The schedule is also heavy on movies from edgy filmmakers, among them Pedro Almodovar's "Bad Education" (which opens the festival tonight), Jean-Luc Godard's "Notre Musique" ("Our Music"), Wong Kar-Wai's "2046," and Michael Moore's "Fahrenheit 9/11," the director's assault on President Bush's handling of the Sept. 11 attacks.
Hollywood movies already out in the United States are at Cannes as a springboard for overseas release, including the zombie fest "Dawn of the Dead," the Coen brothers' crime comedy "The
Ladykillers," and Billy Bob Thornton's foul-mouthed "Bad Santa." Cannes also is presenting "Kill Bill -- Vol. 2" from festival feature film jury head Quentin Tarantino, who won the top honor at Cannes in 1994 for "Pulp Fiction."
Gilles Jacob, festival president, said organizers this year renewed their efforts to select "popular auteur films -- or, if you prefer, intelligent popular films."
That populist approach can create fresh headaches for Cannes planners, with snooty critics complaining that Hollywood and commercial movies sometimes overrun more artistic choices.
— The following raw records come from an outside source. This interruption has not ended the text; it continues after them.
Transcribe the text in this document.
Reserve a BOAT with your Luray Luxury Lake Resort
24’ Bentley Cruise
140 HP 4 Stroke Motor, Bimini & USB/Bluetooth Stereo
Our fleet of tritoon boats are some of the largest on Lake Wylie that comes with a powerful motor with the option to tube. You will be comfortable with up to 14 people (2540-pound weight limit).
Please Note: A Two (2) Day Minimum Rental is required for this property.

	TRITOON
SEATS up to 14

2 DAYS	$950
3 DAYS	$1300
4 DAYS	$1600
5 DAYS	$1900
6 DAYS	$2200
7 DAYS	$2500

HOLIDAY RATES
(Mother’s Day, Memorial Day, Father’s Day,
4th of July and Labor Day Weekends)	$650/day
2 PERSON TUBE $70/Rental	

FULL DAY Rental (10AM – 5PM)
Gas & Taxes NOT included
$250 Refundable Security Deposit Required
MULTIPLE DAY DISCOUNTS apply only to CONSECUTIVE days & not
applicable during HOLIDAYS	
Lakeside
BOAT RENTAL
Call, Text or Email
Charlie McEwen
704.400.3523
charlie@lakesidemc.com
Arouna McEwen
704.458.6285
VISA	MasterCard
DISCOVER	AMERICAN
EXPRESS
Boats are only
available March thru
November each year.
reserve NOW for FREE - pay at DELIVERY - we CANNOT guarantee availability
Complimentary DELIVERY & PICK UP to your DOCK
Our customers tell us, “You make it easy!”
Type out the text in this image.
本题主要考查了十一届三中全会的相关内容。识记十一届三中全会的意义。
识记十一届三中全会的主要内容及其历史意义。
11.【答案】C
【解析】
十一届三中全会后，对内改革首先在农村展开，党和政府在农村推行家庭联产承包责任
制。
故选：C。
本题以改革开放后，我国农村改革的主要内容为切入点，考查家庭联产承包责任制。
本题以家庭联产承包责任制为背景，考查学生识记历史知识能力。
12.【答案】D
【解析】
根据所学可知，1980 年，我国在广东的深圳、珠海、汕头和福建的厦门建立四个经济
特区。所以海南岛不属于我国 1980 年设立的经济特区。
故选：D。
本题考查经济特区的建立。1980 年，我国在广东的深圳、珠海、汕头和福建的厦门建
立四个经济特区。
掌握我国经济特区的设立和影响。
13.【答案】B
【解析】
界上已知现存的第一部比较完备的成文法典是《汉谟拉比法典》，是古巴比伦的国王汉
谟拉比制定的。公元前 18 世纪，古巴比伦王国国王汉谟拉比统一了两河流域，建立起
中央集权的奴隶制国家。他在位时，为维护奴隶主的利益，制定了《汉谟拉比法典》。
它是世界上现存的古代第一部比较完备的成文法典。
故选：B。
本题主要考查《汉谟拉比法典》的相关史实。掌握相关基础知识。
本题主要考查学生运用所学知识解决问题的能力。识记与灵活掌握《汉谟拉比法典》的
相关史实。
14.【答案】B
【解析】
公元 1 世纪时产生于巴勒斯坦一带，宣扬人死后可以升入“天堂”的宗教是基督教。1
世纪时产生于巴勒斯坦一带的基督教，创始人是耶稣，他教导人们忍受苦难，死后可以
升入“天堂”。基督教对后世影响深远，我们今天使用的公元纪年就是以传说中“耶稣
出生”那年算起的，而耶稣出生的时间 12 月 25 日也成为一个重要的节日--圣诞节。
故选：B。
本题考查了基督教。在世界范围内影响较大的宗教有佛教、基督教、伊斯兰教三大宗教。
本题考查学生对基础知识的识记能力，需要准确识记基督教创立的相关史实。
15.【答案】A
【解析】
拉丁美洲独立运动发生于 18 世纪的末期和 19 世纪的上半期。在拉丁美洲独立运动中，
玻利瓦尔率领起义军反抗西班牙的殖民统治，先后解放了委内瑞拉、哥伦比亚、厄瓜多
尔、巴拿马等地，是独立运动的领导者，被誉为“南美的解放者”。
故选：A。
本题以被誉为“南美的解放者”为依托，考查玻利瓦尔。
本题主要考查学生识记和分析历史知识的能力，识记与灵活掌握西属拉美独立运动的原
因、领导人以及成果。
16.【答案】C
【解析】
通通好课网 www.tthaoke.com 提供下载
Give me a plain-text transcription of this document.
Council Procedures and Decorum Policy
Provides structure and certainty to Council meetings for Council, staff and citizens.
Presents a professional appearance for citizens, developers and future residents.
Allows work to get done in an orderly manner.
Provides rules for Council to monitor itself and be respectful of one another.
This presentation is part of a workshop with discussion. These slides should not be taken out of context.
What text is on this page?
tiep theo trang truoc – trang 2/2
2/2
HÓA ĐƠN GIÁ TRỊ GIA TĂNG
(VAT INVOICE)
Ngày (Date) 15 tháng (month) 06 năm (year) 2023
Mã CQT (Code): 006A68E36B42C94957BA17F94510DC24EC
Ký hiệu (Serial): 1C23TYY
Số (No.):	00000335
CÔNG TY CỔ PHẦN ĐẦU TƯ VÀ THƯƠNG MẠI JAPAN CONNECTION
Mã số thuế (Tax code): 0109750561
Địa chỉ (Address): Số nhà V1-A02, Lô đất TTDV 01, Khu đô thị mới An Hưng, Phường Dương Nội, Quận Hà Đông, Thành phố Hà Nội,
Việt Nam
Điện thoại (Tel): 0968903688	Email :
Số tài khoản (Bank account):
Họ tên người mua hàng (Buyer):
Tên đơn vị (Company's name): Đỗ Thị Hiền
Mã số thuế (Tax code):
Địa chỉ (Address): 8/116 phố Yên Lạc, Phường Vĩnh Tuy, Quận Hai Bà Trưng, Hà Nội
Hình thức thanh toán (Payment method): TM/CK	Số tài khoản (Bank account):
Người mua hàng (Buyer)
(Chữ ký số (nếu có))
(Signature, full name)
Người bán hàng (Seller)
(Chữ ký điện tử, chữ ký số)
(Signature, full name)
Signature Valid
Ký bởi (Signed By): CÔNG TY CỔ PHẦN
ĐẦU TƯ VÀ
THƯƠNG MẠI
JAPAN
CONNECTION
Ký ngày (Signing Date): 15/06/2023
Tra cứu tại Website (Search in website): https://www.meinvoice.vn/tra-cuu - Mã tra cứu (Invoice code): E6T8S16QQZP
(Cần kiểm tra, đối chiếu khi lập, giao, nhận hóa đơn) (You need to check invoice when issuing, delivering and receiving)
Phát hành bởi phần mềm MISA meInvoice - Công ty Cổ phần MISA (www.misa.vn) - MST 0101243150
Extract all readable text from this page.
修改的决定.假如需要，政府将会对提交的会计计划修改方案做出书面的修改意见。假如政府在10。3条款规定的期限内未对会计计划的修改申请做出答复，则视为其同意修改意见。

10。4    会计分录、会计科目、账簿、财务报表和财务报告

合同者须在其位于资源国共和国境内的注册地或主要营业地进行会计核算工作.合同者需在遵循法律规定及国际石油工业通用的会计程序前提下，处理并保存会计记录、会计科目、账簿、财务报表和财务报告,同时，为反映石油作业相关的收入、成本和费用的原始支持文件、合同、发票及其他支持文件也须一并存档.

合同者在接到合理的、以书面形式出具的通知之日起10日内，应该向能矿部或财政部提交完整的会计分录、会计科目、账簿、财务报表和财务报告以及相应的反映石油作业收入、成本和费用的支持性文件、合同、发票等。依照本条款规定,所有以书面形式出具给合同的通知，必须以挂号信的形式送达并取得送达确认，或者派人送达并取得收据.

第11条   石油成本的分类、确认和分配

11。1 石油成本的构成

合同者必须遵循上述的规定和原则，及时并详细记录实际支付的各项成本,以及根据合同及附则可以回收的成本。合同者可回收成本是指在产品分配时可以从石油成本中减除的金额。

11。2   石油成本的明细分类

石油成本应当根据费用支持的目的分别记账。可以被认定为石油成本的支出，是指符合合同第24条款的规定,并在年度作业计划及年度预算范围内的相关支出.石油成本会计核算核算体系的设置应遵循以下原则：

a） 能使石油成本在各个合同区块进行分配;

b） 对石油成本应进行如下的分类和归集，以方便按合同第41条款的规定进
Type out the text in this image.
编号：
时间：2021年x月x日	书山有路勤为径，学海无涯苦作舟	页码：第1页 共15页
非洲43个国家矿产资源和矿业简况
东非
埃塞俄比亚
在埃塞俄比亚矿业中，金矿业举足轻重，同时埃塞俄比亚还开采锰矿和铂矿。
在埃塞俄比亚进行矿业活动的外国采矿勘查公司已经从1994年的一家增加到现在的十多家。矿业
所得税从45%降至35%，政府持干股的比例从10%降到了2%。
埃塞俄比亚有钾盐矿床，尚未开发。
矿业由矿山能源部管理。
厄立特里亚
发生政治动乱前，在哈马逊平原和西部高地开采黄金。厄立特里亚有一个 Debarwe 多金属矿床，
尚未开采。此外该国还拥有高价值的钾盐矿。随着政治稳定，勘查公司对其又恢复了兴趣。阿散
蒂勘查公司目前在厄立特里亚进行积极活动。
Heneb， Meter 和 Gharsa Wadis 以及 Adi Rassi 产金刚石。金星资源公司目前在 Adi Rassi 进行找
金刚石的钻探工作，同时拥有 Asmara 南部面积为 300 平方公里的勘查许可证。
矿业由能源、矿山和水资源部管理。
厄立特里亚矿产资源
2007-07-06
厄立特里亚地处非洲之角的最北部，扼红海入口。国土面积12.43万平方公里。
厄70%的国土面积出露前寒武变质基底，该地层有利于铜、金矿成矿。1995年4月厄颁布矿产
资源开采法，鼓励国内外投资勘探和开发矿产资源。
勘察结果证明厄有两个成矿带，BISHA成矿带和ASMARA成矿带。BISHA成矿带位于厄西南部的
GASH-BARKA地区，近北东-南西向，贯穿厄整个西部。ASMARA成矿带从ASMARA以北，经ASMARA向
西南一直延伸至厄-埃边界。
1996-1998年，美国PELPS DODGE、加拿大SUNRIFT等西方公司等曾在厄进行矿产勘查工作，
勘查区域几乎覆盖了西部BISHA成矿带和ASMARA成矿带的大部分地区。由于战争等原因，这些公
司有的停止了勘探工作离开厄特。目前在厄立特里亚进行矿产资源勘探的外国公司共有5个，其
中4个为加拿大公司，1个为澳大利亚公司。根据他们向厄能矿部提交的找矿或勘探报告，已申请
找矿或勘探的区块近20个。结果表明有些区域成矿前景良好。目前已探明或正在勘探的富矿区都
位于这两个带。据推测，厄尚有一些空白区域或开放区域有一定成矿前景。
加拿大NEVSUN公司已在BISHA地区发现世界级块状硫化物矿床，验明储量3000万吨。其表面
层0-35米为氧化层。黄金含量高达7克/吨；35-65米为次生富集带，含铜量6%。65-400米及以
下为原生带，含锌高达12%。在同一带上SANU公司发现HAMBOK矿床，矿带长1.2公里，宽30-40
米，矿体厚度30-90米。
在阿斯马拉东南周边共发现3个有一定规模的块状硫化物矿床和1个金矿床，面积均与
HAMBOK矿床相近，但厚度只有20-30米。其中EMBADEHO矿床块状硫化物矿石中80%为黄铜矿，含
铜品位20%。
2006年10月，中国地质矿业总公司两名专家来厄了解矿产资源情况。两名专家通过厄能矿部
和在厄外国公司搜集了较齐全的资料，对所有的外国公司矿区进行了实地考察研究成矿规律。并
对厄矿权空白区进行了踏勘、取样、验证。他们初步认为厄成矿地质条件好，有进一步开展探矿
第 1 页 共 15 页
"As always, the difficulty comes in respecting the balance, and that's what we're trying to do," Jacob said. "The idea is to appeal to the tastes of as many media as possible, as many professionals, as many moviegoers, though it's a given that you never know in advance what movie will have the most success with the representatives of a given country or a particular profession. . . . That's why the idea of maximum diversity is so difficult to reach, but we attained it, I hope."